Mortimer acenou vagamente em direção ao carrinho de mão.
— Eu espero que tudo acabe bem — retrucou. — Meu pai sempre diz que em geral é o que acontece.
Pegou a pá, virou-se e sorriu para o traseiro do cavalo ao ouvir Ysabell gemer e se retirar.
Mortimer cumpriu toda a série de frações em que havia dividido o trabalho, conduzindo o carrinho de mão até o monte próximo à macieira.
O jardim do Morte era grande, limpo e bem cuidado. Também era muito, muito preto. A grama era preta. As flores eram pretas. Maçãs negras brilhavam entre as negras folhas da macieira negra. Até o ar parecia escuro.
Depois de algum tempo, Mortimer pensou ver — não, ele não poderia imaginar estar vendo — diferentes matizes de preto.

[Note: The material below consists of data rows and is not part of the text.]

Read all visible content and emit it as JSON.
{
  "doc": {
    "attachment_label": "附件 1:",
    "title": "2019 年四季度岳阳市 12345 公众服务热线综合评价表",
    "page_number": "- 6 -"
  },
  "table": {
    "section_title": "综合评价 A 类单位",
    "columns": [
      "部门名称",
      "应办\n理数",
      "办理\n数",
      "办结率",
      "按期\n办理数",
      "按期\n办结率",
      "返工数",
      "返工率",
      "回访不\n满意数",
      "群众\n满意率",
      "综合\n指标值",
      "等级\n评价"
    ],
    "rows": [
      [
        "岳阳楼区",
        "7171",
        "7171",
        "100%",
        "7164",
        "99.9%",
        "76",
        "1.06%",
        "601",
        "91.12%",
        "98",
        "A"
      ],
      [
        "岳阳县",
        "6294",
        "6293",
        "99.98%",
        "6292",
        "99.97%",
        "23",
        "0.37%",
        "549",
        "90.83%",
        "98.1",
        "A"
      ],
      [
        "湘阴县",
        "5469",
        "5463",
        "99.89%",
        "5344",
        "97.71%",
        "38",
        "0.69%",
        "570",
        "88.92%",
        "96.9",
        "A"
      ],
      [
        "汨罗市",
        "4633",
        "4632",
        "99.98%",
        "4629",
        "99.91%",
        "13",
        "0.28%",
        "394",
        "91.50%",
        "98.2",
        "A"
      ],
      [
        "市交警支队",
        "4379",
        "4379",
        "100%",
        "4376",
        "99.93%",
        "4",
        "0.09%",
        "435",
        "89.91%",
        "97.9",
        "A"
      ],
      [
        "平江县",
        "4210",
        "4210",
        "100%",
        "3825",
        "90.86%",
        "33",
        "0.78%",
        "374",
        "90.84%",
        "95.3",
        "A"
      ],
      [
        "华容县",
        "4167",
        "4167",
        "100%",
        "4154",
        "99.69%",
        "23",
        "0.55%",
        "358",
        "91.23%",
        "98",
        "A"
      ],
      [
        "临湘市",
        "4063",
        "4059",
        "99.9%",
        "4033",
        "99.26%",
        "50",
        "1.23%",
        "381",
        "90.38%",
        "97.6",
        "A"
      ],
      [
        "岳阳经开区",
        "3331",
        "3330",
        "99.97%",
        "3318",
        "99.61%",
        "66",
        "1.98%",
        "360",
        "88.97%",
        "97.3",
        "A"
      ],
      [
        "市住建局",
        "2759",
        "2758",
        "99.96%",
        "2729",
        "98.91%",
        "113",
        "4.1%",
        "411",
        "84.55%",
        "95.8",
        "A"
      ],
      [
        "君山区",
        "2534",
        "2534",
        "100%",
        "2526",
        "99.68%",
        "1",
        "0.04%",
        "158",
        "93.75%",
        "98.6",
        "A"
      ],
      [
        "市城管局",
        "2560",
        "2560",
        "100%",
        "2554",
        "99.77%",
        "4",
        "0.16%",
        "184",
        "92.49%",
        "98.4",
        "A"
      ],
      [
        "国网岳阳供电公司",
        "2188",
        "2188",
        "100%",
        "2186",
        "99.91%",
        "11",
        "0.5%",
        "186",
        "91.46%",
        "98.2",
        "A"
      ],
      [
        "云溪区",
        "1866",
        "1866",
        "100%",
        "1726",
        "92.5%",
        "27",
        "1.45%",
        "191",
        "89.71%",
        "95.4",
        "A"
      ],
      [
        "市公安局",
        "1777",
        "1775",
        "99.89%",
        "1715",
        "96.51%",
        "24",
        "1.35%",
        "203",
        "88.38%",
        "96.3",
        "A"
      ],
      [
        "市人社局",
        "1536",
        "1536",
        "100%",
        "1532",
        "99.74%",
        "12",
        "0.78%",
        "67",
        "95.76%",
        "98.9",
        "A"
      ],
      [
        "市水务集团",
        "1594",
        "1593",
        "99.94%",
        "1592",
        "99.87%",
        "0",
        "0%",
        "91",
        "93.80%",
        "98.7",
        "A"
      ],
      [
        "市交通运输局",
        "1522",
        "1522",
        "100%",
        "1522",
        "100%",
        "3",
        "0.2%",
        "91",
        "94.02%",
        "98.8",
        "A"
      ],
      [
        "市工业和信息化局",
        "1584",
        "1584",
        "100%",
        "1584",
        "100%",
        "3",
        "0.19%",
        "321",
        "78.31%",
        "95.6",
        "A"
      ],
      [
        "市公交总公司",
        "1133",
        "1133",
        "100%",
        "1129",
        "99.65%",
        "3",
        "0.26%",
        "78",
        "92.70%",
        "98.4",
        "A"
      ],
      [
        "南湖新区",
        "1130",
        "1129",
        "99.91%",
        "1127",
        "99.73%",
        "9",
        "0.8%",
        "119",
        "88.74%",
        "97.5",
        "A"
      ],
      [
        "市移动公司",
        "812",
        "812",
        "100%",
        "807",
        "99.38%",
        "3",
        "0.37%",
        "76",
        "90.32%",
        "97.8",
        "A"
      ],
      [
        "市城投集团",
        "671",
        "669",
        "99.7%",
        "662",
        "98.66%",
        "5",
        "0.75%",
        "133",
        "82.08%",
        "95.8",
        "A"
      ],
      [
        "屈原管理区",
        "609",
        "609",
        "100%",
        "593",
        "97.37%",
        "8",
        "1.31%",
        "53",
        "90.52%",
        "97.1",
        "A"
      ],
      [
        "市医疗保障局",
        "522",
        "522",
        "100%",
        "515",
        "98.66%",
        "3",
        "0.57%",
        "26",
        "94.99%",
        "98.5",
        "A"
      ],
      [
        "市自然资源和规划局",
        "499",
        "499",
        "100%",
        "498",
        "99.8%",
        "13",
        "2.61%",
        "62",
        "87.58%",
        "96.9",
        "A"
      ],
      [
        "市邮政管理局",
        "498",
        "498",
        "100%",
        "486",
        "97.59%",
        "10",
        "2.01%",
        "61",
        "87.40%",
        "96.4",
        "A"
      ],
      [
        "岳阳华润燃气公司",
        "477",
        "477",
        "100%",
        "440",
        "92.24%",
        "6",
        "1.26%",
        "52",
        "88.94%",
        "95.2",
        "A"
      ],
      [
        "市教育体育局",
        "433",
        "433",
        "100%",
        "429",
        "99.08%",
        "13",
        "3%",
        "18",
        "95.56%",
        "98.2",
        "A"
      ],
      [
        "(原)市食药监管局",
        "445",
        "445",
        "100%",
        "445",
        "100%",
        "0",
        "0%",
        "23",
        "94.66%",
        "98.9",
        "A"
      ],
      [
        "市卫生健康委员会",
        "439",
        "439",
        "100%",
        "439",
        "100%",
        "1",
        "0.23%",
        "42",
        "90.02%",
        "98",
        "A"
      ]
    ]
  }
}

Quer dizer, não apenas tons muito escuros de vermelho, verde ou o que fosse, mas verdadeiras nuanças de preto. Todo um espectro de cores, todas diferentes e todas... pretas. Mortimer despejou a última carga, deixou o carrinho de lado e voltou para casa.
— ENTRE.
Morte estava parado atrás de uma estante, analisando um mapa. Olhou para Mortimer como se ele não estivesse de todo ali.
— POR ACASO, VOCÊ JÁ OUVIU FALAR DA BAÍA DE MANTE? — perguntou.
— Não, senhor — respondeu Mort.
— UM NAUFRÁGIO FAMOSO.
— Foi?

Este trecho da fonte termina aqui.